Competition around the distribution grid

Should we take local interests into account? Absolutely. Should we compromise on energy security and cost efficiency? Absolutely not. Last week, the Federal Cabinet approved new rules governing the concessions for electricity and gas distribution grids and networks.

Stromnetze© BMWi/Holger Vonderlind

No matter whether we live on an isolated farm or in a big city, all of us in Germany depend on a secure supply of gas and electricity to power appliances ranging from laptops to washing machines and kitchen stoves. The distribution grids and networks are the key to a ubiquitous supply of energy. They transport gas and electricity wherever it is needed – even to remote areas.

Depending on where you live, you will have different operators. In some regions, the grids and networks are operated by a private company, for instance a large energy corporation. Elsewhere, this task is performed by the public sector, say the municipal works. But there is one thing that applies everywhere: concessions can only be granted for a maximum of 20 years, after which time a new tender must be held. The exact rules underpinning this procedure are stipulated by the Energy Industry Act: Section 46 of the Act specifies that there has to be competition for the grids and networks, and that the process must be transparent. This is essential to maintaining and guaranteeing a good quality of service around gas and electricity networks and grids, which in turn requires innovation.

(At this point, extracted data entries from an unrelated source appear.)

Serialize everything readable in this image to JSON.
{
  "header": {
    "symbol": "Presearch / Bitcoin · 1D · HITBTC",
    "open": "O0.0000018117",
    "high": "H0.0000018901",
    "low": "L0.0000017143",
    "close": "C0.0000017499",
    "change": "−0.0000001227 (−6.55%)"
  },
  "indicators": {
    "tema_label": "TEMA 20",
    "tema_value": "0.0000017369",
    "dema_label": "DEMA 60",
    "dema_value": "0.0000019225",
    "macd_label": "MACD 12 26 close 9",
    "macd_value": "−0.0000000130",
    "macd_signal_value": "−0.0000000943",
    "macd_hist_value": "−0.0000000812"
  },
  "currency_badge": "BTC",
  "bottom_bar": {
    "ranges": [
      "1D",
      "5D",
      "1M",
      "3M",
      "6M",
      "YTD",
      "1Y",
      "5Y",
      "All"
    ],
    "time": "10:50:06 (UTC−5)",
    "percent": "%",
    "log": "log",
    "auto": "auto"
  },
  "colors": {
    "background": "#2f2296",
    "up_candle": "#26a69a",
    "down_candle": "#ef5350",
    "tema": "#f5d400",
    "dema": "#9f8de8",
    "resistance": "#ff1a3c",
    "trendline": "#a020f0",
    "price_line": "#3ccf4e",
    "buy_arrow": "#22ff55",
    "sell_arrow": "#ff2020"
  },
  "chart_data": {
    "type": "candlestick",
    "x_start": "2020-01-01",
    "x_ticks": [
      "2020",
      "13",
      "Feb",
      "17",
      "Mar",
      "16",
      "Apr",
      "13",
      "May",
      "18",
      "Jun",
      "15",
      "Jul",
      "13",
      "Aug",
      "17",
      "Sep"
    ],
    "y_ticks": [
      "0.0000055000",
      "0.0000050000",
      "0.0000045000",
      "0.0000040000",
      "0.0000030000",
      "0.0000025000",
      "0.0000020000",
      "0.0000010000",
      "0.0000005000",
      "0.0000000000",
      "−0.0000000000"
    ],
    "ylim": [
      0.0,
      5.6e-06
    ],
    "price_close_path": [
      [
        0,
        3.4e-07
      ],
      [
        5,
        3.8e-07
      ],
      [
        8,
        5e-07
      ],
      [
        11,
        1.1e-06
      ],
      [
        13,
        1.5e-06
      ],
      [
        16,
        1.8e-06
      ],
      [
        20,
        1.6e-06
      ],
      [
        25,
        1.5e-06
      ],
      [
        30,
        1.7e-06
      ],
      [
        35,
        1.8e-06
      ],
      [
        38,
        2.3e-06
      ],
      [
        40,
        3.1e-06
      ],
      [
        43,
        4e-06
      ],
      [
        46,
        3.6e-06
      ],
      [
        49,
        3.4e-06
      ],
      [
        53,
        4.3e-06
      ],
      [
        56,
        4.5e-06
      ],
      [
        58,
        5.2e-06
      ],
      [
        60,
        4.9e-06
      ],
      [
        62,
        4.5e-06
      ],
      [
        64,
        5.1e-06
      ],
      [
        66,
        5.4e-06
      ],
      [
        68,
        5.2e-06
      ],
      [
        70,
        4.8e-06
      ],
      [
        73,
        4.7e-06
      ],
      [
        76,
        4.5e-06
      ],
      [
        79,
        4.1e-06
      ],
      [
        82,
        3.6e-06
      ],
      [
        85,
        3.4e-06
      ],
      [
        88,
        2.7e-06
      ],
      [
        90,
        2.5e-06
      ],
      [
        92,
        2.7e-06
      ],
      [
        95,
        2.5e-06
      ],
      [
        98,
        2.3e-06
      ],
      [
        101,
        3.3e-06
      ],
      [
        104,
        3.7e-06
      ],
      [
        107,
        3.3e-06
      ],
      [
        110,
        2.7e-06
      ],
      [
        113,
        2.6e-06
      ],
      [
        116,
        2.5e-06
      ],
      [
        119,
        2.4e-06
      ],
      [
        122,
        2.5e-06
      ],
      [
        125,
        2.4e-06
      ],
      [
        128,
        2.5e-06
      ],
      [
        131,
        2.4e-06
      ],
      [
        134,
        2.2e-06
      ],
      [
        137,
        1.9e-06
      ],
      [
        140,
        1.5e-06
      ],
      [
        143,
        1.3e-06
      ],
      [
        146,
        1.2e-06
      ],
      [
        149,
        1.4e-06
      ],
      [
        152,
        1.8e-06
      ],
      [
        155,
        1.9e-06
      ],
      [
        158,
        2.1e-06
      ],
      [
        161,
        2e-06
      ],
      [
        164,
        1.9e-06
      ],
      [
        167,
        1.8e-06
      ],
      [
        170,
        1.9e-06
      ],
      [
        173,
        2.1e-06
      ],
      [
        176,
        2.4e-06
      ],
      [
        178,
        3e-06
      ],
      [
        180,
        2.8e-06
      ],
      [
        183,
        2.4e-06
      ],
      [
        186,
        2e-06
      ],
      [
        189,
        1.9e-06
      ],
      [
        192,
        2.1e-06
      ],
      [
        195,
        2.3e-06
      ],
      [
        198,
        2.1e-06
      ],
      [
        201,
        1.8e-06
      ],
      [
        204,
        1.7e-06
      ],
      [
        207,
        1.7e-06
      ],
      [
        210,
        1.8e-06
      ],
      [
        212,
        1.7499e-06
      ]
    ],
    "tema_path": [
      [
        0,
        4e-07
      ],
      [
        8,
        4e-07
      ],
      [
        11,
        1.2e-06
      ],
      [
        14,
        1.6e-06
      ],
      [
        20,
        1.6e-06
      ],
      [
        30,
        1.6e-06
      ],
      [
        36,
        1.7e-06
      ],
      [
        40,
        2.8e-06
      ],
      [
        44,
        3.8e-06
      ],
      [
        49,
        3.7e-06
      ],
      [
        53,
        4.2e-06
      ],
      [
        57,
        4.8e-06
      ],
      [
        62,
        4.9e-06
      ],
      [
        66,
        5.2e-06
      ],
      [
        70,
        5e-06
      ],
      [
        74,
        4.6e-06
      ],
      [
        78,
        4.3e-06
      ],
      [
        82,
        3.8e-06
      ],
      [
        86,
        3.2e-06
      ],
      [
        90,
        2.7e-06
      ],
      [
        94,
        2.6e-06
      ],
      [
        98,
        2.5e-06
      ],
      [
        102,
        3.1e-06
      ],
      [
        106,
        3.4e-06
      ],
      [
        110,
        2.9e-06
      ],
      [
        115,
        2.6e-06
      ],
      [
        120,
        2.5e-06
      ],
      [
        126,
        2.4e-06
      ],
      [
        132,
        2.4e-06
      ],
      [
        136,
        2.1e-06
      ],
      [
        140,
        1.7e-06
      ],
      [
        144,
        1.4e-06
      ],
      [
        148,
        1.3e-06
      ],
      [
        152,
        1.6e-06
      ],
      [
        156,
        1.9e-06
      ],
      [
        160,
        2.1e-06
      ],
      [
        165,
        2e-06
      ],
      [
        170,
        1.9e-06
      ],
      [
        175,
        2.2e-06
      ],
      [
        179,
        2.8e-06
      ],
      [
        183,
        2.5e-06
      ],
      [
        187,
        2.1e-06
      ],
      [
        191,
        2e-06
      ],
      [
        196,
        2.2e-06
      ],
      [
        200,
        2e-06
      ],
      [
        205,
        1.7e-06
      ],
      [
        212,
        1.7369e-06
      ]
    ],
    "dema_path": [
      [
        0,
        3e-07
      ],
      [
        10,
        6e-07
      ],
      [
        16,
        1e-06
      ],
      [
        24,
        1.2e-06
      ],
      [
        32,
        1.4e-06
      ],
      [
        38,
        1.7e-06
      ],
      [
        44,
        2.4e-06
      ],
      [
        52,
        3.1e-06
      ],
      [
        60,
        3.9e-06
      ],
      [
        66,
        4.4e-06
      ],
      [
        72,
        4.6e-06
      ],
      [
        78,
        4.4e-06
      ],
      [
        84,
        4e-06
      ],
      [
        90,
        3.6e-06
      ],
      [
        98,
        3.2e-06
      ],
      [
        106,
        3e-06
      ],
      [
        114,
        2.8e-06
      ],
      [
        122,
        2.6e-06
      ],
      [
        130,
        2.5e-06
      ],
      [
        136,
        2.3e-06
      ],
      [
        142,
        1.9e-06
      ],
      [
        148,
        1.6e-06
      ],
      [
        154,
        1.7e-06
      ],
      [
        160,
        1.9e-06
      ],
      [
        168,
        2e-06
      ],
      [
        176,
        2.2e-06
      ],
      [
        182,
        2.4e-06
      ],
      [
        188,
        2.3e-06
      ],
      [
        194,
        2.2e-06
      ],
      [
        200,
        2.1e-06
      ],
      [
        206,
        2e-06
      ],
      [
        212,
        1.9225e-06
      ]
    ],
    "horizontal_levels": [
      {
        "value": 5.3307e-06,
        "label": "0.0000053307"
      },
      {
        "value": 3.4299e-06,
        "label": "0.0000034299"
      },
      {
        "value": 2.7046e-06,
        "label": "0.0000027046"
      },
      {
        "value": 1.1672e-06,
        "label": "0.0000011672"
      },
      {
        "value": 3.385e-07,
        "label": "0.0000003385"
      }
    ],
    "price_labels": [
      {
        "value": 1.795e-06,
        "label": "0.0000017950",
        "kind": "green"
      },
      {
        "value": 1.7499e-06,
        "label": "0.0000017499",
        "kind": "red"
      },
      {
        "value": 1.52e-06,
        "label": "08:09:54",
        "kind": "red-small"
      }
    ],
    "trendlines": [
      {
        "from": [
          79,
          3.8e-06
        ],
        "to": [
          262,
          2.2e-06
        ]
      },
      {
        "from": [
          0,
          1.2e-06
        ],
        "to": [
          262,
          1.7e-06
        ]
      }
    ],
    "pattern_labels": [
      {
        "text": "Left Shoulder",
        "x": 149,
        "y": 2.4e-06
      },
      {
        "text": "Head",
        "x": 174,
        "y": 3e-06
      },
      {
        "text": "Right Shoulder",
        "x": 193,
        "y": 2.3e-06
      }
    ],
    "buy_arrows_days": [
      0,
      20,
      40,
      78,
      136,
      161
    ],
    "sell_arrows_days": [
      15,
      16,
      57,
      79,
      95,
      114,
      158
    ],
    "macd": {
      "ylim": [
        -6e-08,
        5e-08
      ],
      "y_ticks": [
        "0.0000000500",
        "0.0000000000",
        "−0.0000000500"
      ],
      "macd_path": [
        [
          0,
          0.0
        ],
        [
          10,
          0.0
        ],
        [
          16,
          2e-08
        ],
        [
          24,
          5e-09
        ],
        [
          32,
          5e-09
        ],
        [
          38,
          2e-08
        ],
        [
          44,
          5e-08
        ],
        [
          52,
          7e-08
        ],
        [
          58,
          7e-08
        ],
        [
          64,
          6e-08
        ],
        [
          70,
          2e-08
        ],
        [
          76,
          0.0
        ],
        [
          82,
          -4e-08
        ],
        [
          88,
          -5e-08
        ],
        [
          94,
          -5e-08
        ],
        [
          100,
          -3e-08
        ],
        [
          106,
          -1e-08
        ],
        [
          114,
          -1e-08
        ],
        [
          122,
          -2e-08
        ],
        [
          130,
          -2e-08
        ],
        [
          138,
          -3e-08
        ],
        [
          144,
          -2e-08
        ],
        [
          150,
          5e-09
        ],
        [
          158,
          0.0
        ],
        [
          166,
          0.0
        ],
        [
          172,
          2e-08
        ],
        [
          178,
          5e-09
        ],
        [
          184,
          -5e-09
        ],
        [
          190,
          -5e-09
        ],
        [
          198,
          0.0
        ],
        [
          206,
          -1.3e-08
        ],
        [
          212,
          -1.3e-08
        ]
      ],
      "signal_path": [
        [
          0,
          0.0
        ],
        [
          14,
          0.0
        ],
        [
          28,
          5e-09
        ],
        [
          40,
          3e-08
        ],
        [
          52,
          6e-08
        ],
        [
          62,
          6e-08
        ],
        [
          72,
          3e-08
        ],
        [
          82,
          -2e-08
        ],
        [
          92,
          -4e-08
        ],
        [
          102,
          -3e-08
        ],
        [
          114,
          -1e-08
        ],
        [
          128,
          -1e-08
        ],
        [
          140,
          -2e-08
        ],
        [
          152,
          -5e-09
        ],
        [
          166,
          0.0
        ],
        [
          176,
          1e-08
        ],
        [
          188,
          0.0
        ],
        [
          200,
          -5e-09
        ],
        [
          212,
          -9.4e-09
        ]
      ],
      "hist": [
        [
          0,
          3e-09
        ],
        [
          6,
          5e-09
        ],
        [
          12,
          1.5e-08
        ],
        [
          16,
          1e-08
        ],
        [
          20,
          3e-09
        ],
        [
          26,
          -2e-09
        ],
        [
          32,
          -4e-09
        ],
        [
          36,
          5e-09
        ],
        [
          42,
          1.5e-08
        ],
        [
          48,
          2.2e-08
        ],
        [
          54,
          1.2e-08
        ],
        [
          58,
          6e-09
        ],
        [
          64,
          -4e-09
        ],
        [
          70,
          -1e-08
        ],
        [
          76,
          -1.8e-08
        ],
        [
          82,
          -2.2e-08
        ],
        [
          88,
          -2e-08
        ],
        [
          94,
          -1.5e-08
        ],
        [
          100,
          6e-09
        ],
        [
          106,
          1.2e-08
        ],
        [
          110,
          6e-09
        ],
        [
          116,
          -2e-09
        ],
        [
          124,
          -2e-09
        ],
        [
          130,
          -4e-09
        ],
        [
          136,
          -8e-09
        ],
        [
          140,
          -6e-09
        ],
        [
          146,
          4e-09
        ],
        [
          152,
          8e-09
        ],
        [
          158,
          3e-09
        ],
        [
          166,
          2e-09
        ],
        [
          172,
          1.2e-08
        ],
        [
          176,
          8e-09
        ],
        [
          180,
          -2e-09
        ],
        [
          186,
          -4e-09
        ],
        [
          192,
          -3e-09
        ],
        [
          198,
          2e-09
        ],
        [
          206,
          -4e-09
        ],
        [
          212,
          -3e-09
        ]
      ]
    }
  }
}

A way of strengthening the municipalities...

At the heart of the process is the right to use public land use for the purposes of building and operating gas and electricity networks and grids. This is called a "concession".
Last week, the Federal Cabinet decided to introduce new rules governing the awarding of concessions. These new rules will give the municipalities a stronger role in the procedure whilst ensuring that the process remains competitive. The revised version of the Act will create legal certainty, for instance for cases whereby a municipality decides that it wants to take over the local grid from the private company that used to operate it.

...without compromising on energy security or cost-efficiency

The new Act is to prevent controversy around the price of the grid by specifying the details of how this price is to be determined. Furthermore, the new law specifies the type of information that the former operator must disclose to the municipality. For the first time, it will be possible for "the interests of the local community" to be cited as a reason why a concession should be awarded to a particular operator. However, this only applies provided that this does not result in a decision that is less than sound economically and in terms of the energy industry. Most importantly, the decision must be sound in terms of energy security and in terms of costs.

In the interest of improving legal certainty for all those involved, the draft legislation also provides for new procedural rules and deadlines for legal challenges. This applies to the time at which the awarding of the concession is announced, the criteria used in the procedure, and the way in which the decision is made. In future, anyone who has an objection to the way in which any of these points have been dealt with, will have to voice this early on and following a set procedure. This will result in any mistakes in the awarding procedure being rectified at an early stage.

The "small grids" are becoming ever more capable

One of the effects of the energy transition is a need for distribution grids capable of dealing with a more complex task. Traditionally, the distribution networks have worked as a one-way street, but this is now changing. The more wind and solar power is fed into the grids, the more often they need to operate in reverse-flow, feeding power into the "large" grid. And this is happening at a massive scale. This is especially true for the grids in rural areas, which take up the bulk of the electricity generated by distributed PV, wind and biogas installations. These grids also have to be able to cope with fluctuating levels of wind and solar power.